7. Safety device according to claim 6, characterized in that the baffle plate (13) via a rotatably mounted Ge steering connection (28) with a slide (29) is connected.

8. Safety device according to claim 6 or 7, characterized in that the baffle plate (13) by the exiting gas flow is movable, whereby the slide (29) depending on the Ge speed of the exiting gas flow wholly or partially over the supply or Abströmδffnung (11) is movable.

9. Safety device according to one of the preceding An¬ claims, characterized in that the outlet direction (25, 25 ', 25' ') of the inlet or outlet opening (11) exiting gas flow by twisting of the flow channel (12) is deflected.

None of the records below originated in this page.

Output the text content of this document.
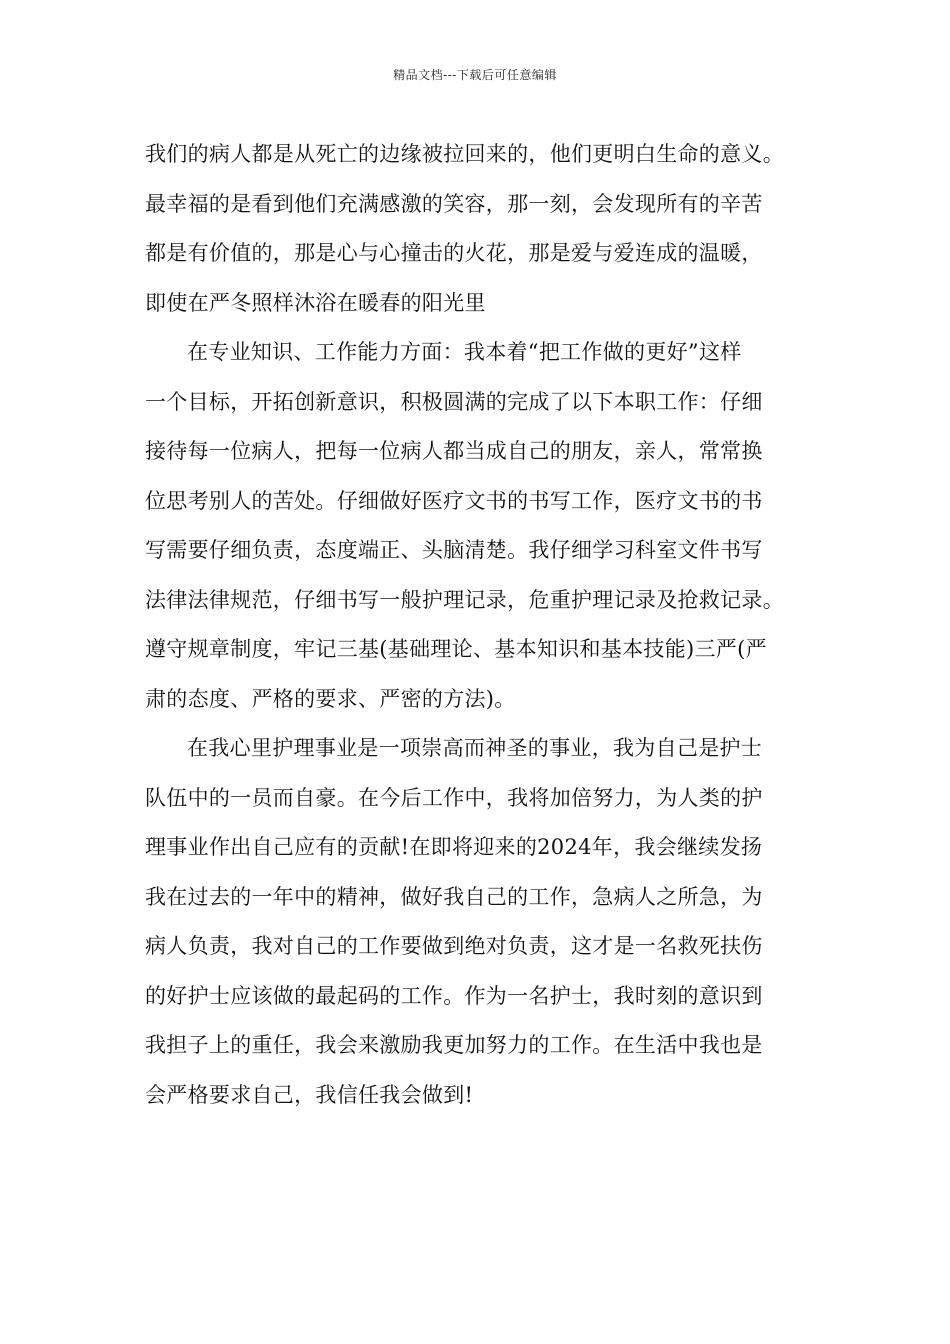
精品文档---下载后可任意编辑
我们的病人都是从死亡的边缘被拉回来的，他们更明白生命的意义。
最幸福的是看到他们充满感激的笑容，那一刻，会发现所有的辛苦
都是有价值的，那是心与心撞击的火花，那是爱与爱连成的温暖，
即使在严冬照样沐浴在暖春的阳光里
在专业知识、工作能力方面：我本着“把工作做的更好”这样
一个目标，开拓创新意识，积极圆满的完成了以下本职工作：仔细
接待每一位病人，把每一位病人都当成自己的朋友，亲人，常常换
位思考别人的苦处。仔细做好医疗文书的书写工作，医疗文书的书
写需要仔细负责，态度端正、头脑清楚。我仔细学习科室文件书写
法律法律规范，仔细书写一般护理记录，危重护理记录及抢救记录。
遵守规章制度，牢记三基(基础理论、基本知识和基本技能)三严(严
肃的态度、严格的要求、严密的方法)。
在我心里护理事业是一项崇高而神圣的事业，我为自己是护士
队伍中的一员而自豪。在今后工作中，我将加倍努力，为人类的护
理事业作出自己应有的贡献!在即将迎来的2024年，我会继续发扬
我在过去的一年中的精神，做好我自己的工作，急病人之所急，为
病人负责，我对自己的工作要做到绝对负责，这才是一名救死扶伤
的好护士应该做的最起码的工作。作为一名护士，我时刻的意识到
我担子上的重任，我会来激励我更加努力的工作。在生活中我也是
会严格要求自己，我信任我会做到!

10. Safety device according to claim 9, characterized in that by twists (23) of the flow channel (12) on the inside constrictions are formed, which cause a directed deflection of the exiting gas flow in approximately perpendicular to the longitudinal extent of the flow channel (12).

11. Safety device according to claim 9 or 10, characterized in that a plurality of inflow or outflow openings (11, 21, 22) are arranged on a circle along the circumference of the flow channel (12).

12. Safety device according to claim 11, characterized in that the supply or Abstrδmöffnungen (11, 21, 22) are arranged with Glei¬ chem distance from each other.

13. Safety device according to one of the preceding claims An¬, characterized in that side walls (15, 16) of the flow channel (12) are perfo¬ ration.

14. Safety device according to one of the preceding An¬ claims, characterized in that the flow channel (12) is formed from an elastic Mate¬ rial.